Last year, Hackney City Farm held a design competition open to architects, designers and students for the design of a new shop and info center. The Farm requested that the shop use recycled materials and construction techniques that explored the use of waste as a resource. Julian Bond, Sigrid Bylander, Lucy Paton and Benedetta Rogers won the competition with their proposal Sill-to-Sill. Drawing inspiration from the local neighborhood, Victorian terrace houses with brick facades and sash windows, the team came with a concept that mimicked the brick facade and created generous windows and sills.
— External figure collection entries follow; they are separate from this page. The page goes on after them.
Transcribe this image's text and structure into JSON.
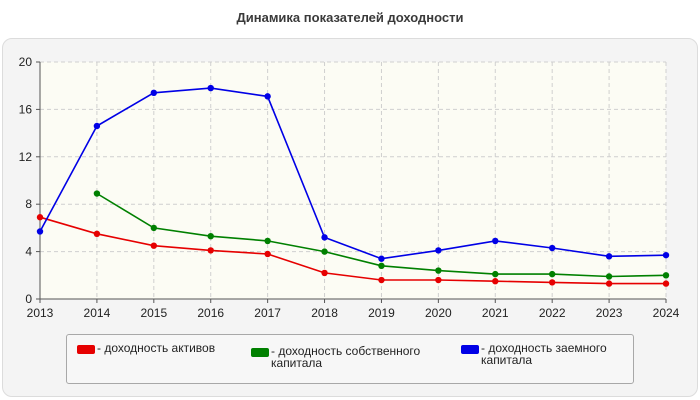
{
  "chart_data": {
    "type": "line",
    "title": "Динамика показателей доходности",
    "x": [
      "2013",
      "2014",
      "2015",
      "2016",
      "2017",
      "2018",
      "2019",
      "2020",
      "2021",
      "2022",
      "2023",
      "2024"
    ],
    "xlabel": "",
    "ylabel": "",
    "ylim": [
      0,
      20
    ],
    "yticks": [
      "0",
      "4",
      "8",
      "12",
      "16",
      "20"
    ],
    "grid": true,
    "legend_position": "bottom",
    "series": [
      {
        "name": "- доходность активов",
        "color": "#e60000",
        "values": [
          6.9,
          5.5,
          4.5,
          4.1,
          3.8,
          2.2,
          1.6,
          1.6,
          1.5,
          1.4,
          1.3,
          1.3
        ]
      },
      {
        "name": "- доходность собственного капитала",
        "color": "#008000",
        "values": [
          null,
          8.9,
          6.0,
          5.3,
          4.9,
          4.0,
          2.8,
          2.4,
          2.1,
          2.1,
          1.9,
          2.0
        ]
      },
      {
        "name": "- доходность заемного капитала",
        "color": "#0000e6",
        "values": [
          5.7,
          14.6,
          17.4,
          17.8,
          17.1,
          5.2,
          3.4,
          4.1,
          4.9,
          4.3,
          3.6,
          3.7
        ]
      }
    ]
  }
}
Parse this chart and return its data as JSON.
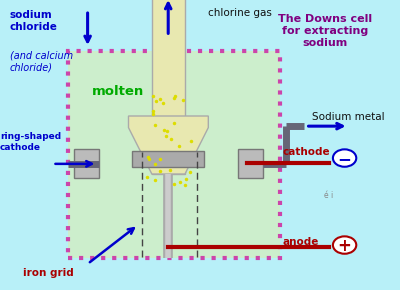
{
  "bg_color": "#b8f0f8",
  "title": "The Downs cell\nfor extracting\nsodium",
  "title_color": "#800080",
  "cell_border_color": "#cc44aa",
  "molten_color": "#cceecc",
  "molten_text": "molten",
  "molten_text_color": "#00aa00",
  "sodium_chloride_line1": "sodium\nchloride",
  "sodium_chloride_line2": "(and calcium\nchloride)",
  "chlorine_gas": "chlorine gas",
  "sodium_metal": "Sodium metal",
  "ring_shaped_cathode": "ring-shaped\ncathode",
  "cathode": "cathode",
  "anode": "anode",
  "iron_grid": "iron grid",
  "label_color_blue": "#0000cc",
  "label_color_dark_red": "#aa0000",
  "tube_color": "#e8e8b0",
  "pipe_color": "#666677"
}
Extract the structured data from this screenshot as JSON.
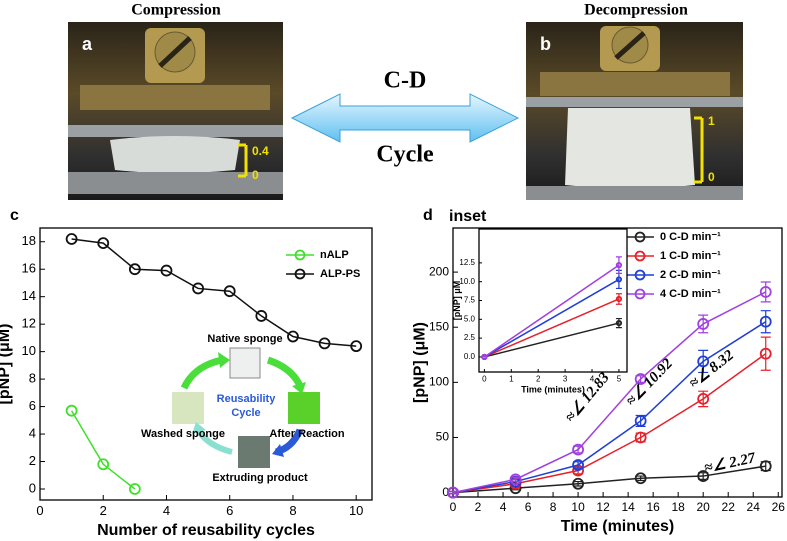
{
  "photos": {
    "a": {
      "title": "Compression",
      "label": "a",
      "scale_top": "0.4",
      "scale_bottom": "0"
    },
    "b": {
      "title": "Decompression",
      "label": "b",
      "scale_top": "1",
      "scale_bottom": "0"
    },
    "arrow_top": "C-D",
    "arrow_bottom": "Cycle"
  },
  "cycle_diagram": {
    "native": "Native sponge",
    "title": [
      "Reusability",
      "Cycle"
    ],
    "after": "After Reaction",
    "extruding": "Extruding product",
    "washed": "Washed sponge"
  },
  "chart_data": [
    {
      "type": "line",
      "panel": "c",
      "xlabel": "Number of reusability cycles",
      "ylabel": "[pNP] (μM)",
      "x": [
        1,
        2,
        3,
        4,
        5,
        6,
        7,
        8,
        9,
        10
      ],
      "series": [
        {
          "name": "nALP",
          "color": "#3fe02a",
          "values": [
            5.7,
            1.8,
            0,
            null,
            null,
            null,
            null,
            null,
            null,
            null
          ]
        },
        {
          "name": "ALP-PS",
          "color": "#111111",
          "values": [
            18.2,
            17.9,
            16.0,
            15.9,
            14.6,
            14.4,
            12.6,
            11.1,
            10.6,
            10.4
          ]
        }
      ],
      "xlim": [
        0,
        10.5
      ],
      "xticks": [
        0,
        2,
        4,
        6,
        8,
        10
      ],
      "ylim": [
        -0.8,
        19
      ],
      "yticks": [
        0,
        2,
        4,
        6,
        8,
        10,
        12,
        14,
        16,
        18
      ],
      "legend": "upper right"
    },
    {
      "type": "line",
      "panel": "d",
      "xlabel": "Time (minutes)",
      "ylabel": "[pNP] (μM)",
      "x": [
        0,
        5,
        10,
        15,
        20,
        25
      ],
      "series": [
        {
          "name": "0 C-D min⁻¹",
          "color": "#222222",
          "values": [
            0,
            4,
            8,
            13,
            15,
            24
          ],
          "errors": [
            1,
            1.5,
            2,
            2,
            3,
            4
          ]
        },
        {
          "name": "1 C-D min⁻¹",
          "color": "#e8202a",
          "values": [
            0,
            8,
            20,
            50,
            85,
            126
          ],
          "errors": [
            1,
            2,
            3,
            4,
            7,
            15
          ]
        },
        {
          "name": "2 C-D min⁻¹",
          "color": "#1f3fd6",
          "values": [
            0,
            10,
            25,
            65,
            119,
            155
          ],
          "errors": [
            1,
            2,
            3,
            5,
            10,
            10
          ]
        },
        {
          "name": "4 C-D min⁻¹",
          "color": "#a040e0",
          "values": [
            0,
            12,
            39,
            103,
            153,
            182
          ],
          "errors": [
            1,
            2,
            3,
            3,
            8,
            9
          ]
        }
      ],
      "annotations": [
        "≈∠ 12.83",
        "≈∠ 10.92",
        "≈∠ 8.32",
        "≈∠ 2.27"
      ],
      "xlim": [
        0,
        26.3
      ],
      "xticks": [
        0,
        2,
        4,
        6,
        8,
        10,
        12,
        14,
        16,
        18,
        20,
        22,
        24,
        26
      ],
      "ylim": [
        -4,
        240
      ],
      "yticks": [
        0,
        50,
        100,
        150,
        200
      ],
      "legend": "upper right"
    },
    {
      "type": "line",
      "panel": "inset",
      "xlabel": "Time (minutes)",
      "ylabel": "[pNP] μM",
      "x": [
        0,
        5
      ],
      "series": [
        {
          "name": "0 C-D",
          "color": "#222222",
          "values": [
            0,
            4.5
          ],
          "errors": [
            0,
            0.6
          ]
        },
        {
          "name": "1 C-D",
          "color": "#e8202a",
          "values": [
            0,
            7.7
          ],
          "errors": [
            0,
            0.7
          ]
        },
        {
          "name": "2 C-D",
          "color": "#1f3fd6",
          "values": [
            0,
            10.3
          ],
          "errors": [
            0,
            1.2
          ]
        },
        {
          "name": "4 C-D",
          "color": "#a040e0",
          "values": [
            0,
            12.2
          ],
          "errors": [
            0,
            1.1
          ]
        }
      ],
      "xlim": [
        -0.2,
        5.3
      ],
      "xticks": [
        0,
        1,
        2,
        3,
        4,
        5
      ],
      "ylim": [
        -2,
        17
      ],
      "yticks": [
        {
          "value": 0,
          "label": "0.0"
        },
        2.5,
        {
          "value": 5,
          "label": "5.0"
        },
        7.5,
        {
          "value": 10,
          "label": "10.0"
        },
        12.5
      ]
    }
  ]
}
The team used recycled and reclaimed materials along with a lot of volunteer help to finish the project. Discarded sash windows are repurposed and playfully inserted into the new facade. Wide sills become benches, counters, roof lights, notice boards or shelves that display plants and herbs while also bringing lots of natural light inside. The team calculated that there is a vastly underutilized growing resource in the UK – window sill space. In fact, there is around 600 acres (400 football pitches) of window sill ‘growing space’ in the UK and the team hopes that their project could encourage more people to grow plants, herbs and even veggies in their windows.
The project gets its name, Sill-to-Sill from the idea that plants from their sill will make it home to yours. In addition to the sash windows, the project also makes use of old scaffolding boards to clad the facade in a pattern reminiscent of bricks. Inside the Hackney City Farm Shop, you’ll find toys, gifts, farm mementos, eggs, organic vegetables and more.